Nach der Elternbefragung setzen sich die Rintelner Grünen dafür ein, dass eine neue IGS in Rinteln gegründet wird. "40% der Eltern in Rinteln wollen dass ihr Kind eine IGS besucht. Das ist ein starkes Votum", so die Fraktionsvorsitzende der Grünen im Stadtrat, Ursula Helmhold.
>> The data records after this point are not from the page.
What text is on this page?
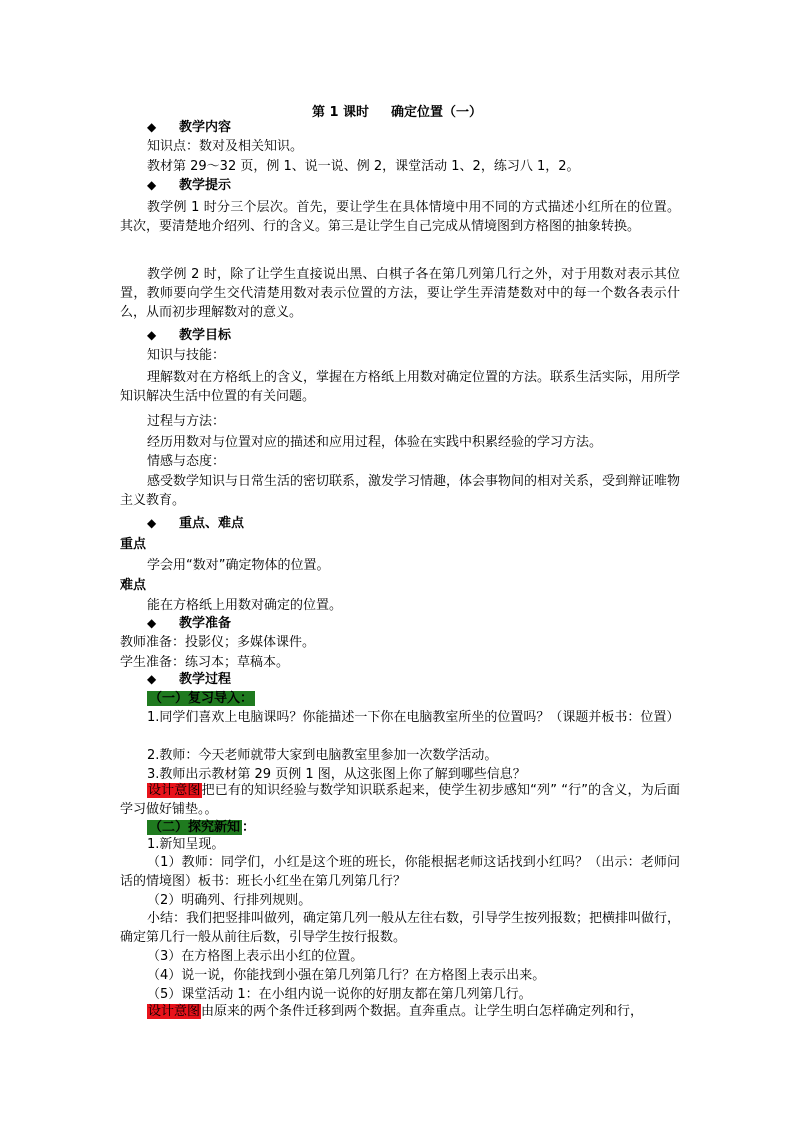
第 1 课时 确定位置（一）
◆ 教学内容
知识点：数对及相关知识。
教材第 29～32 页，例 1、说一说、例 2，课堂活动 1、2，练习八 1，2。
◆ 教学提示
教学例 1 时分三个层次。首先，要让学生在具体情境中用不同的方式描述小红所在的位置。其次，要清楚地介绍列、行的含义。第三是让学生自己完成从情境图到方格图的抽象转换。
教学例 2 时，除了让学生直接说出黑、白棋子各在第几列第几行之外，对于用数对表示其位置，教师要向学生交代清楚用数对表示位置的方法，要让学生弄清楚数对中的每一个数各表示什么，从而初步理解数对的意义。
◆ 教学目标
知识与技能：
理解数对在方格纸上的含义，掌握在方格纸上用数对确定位置的方法。联系生活实际，用所学知识解决生活中位置的有关问题。
过程与方法：
经历用数对与位置对应的描述和应用过程，体验在实践中积累经验的学习方法。
情感与态度：
感受数学知识与日常生活的密切联系，激发学习情趣，体会事物间的相对关系，受到辩证唯物主义教育。
◆ 重点、难点
重点
学会用“数对”确定物体的位置。
难点
能在方格纸上用数对确定的位置。
◆ 教学准备
教师准备：投影仪；多媒体课件。
学生准备：练习本；草稿本。
◆ 教学过程
（一）复习导入：
1.同学们喜欢上电脑课吗？你能描述一下你在电脑教室所坐的位置吗？（课题并板书：位置）
2.教师：今天老师就带大家到电脑教室里参加一次数学活动。
3.教师出示教材第 29 页例 1 图，从这张图上你了解到哪些信息？
设计意图把已有的知识经验与数学知识联系起来，使学生初步感知“列” “行”的含义，为后面学习做好铺垫。。
（二）探究新知 ：
1.新知呈现。
（1）教师：同学们，小红是这个班的班长，你能根据老师这话找到小红吗？（出示：老师问话的情境图）板书：班长小红坐在第几列第几行？
（2）明确列、行排列规则。
小结：我们把竖排叫做列，确定第几列一般从左往右数，引导学生按列报数；把横排叫做行，确定第几行一般从前往后数，引导学生按行报数。
（3）在方格图上表示出小红的位置。
（4）说一说，你能找到小强在第几列第几行？在方格图上表示出来。
（5）课堂活动 1：在小组内说一说你的好朋友都在第几列第几行。
设计意图由原来的两个条件迁移到两个数据。直奔重点。让学生明白怎样确定列和行，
Dass die Zahlen für die geforderte Fünfzügigkeit nicht ohne weiteres ausreichen führt Helmhold auf die Systematik zurück, mit der der Landkreis die Befragung angelegt hat. Für den Standort Lindhorst seien Eltern auch aus den umliegenden Gemeinden befragt worden, in Rinteln lediglich aus dem reinen Stadtgebiet Rinteln.
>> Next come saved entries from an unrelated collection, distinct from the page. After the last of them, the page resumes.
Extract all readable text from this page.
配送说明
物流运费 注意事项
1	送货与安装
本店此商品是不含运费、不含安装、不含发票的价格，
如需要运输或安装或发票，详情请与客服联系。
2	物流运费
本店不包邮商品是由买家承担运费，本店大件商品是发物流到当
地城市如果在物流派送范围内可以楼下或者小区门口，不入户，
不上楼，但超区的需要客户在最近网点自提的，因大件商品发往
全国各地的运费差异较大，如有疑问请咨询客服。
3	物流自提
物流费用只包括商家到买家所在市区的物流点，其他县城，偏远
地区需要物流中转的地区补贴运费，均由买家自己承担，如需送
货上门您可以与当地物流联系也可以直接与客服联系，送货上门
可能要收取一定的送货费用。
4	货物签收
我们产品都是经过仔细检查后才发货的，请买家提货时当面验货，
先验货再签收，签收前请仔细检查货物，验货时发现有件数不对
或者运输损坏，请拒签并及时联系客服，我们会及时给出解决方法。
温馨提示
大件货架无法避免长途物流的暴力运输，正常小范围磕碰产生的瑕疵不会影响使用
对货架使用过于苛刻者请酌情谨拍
"Man hätte hier zumindest die Eltern aus dem Auetal befragen müssen", so Helmhold. Historisch seien die Schülerströme aus dem Auetal nach Rinteln hin ausgerichtet und für Hauptschule und Gymnasium auch in der Satzung des Landkreises so festgelegt. Die Gemeinde Auetal, so helmhold, sei geographisch auf Rinteln ausgerichtet und auch die Beförderungsströme angesichts des Schulbezirks des Gymnasiums Rinteln seien auf Rinteln abgestimmt
"Warum dies für eine IGS in Rinteln anders sein soll, ist mir unerfindlich", so Helmhold. Mit dem Auetaler Einzugsgebiet sei die geforderte Fünfzügigkeit leicht und dauerhaft zu ereichen. Der Landkreis sei jetzt aufgefordert, die größte Stadt im Landkreis nicht zu benachteiligen.
Helmhold fordert folgerichtig eine Änderung der Schuleinzugsbereiche, damit auch Rinteln zum nächsten Schuljahr eine IGS bekommt.